It's true that $\sum_{k\in \mathbb N}|f ^{(k)}|_X < \infty$?

Question

Let $X$ be a compact subset of $\mathbb C$ and $(f_n)$ be a sequence in $D^{\infty}(X) = \left \{ f:X \to \mathbb C: f^{(k)} \text{ is continuous for all k} \right \}$ such that $f_n \to f$ uniformly and $f_n^{ (k)} \to f^{(k)}$ uniformly.

Assuming that $ \sum_{k\in \mathbb N}|f_n ^{(k)}|_X < \infty $, for all $n$. It's true that $\sum_{k\in \mathbb N}|f ^{(k)}|_X < \infty$?
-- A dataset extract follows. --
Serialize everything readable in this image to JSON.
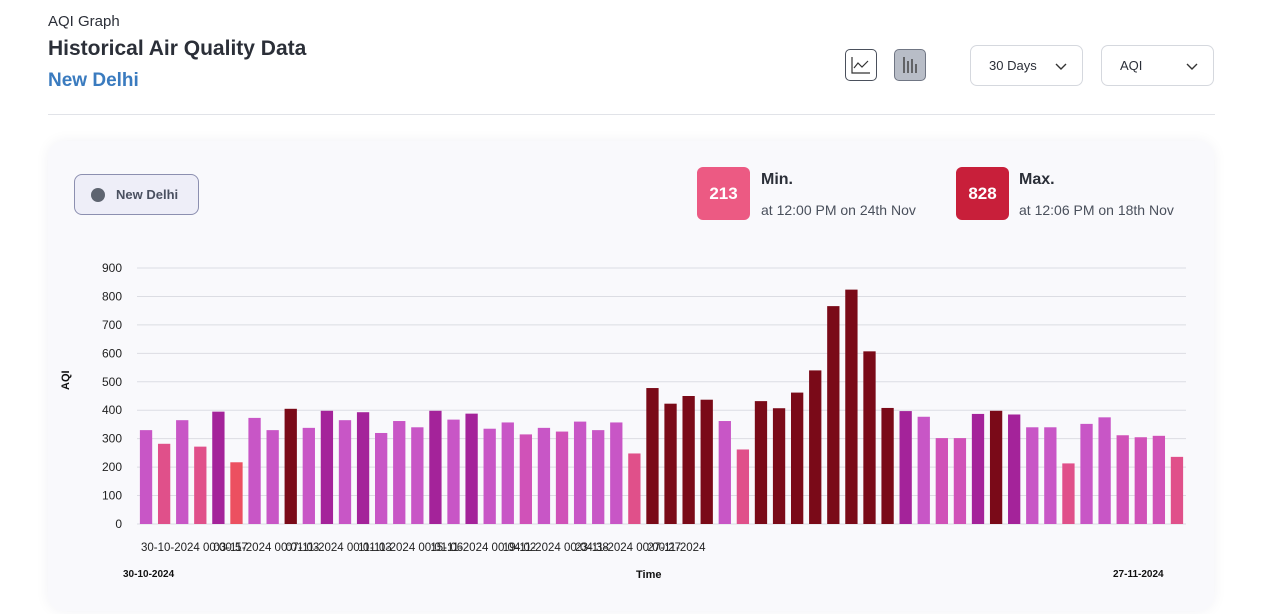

I'm trying the following argument: for each $k \in \mathbb N$,

$$ |f^{(k)}|_X \leq |f^{(k)} - f_n^{(k)}|_X + |f_n^{(k)}|_X $$

taking $n \to \infty$,

$$ |f^{(k)}|_X \leq \lim_{n\to \infty}|f^{(k)} - f_n^{(k)}|_X + \lim_{n\to \infty}|f_n^{(k)}|_X = \lim_{n\to \infty}|f_n^{(k)}|_X$$

then,

$$\sum_{r=0}^k |f^{(r)}|_X \leq \lim_{n\to \infty} \sum_{r=0}^k |f_n^{(r)}|_X \leq \lim_{n\to\infty} \sum_{r=0}^\infty |f_n^{(r)}|_X$$

My problem here is that the limit in the right side converges.

Help?

Answer 1

If there is an $M \in (0,+\infty)$ such that

$$\sum_{k = 0}^{\infty} \lvert f_n^{(k)}\rvert_X \leqslant M$$

for all $n$, then your argument shows that also

$$\sum_{k = 0}^{\infty} \lvert f^{(k)}\rvert_X \leqslant M.$$

By extracting a subsequence, we see that

$$\liminf_{n\to \infty} \sum_{k = 0}^{\infty} \lvert f_n^{(k)}\rvert_X < +\infty$$

suffices.

But if

$$\lim_{n\to \infty} \sum_{k = 0}^{\infty} \lvert f_n^{(k)}\rvert_X = +\infty,$$

then it does not follow that

$$\sum_{k = 0}^{\infty} \lvert f^{(k)}\rvert_X < +\infty.$$

For an example, let $0 \in X$, and

$$f_n(z) = \sum_{m = 0}^n \frac{z^m}{m!}.$$

Since each $f_n$ is a polynomial, clearly

$$\sum_{k = 0}^{\infty} \lvert f_n^{(k)}\rvert_X = \sum_{k = 0}^{n} \lvert f_n^{(k)}\rvert_X < +\infty,$$

but since $f = \exp$, we have $f^{(k)}(0) = 1$ for all $k$ and hence

$$\sum_{k = 0}^{\infty} \lvert f^{(k)}\rvert_X = +\infty.$$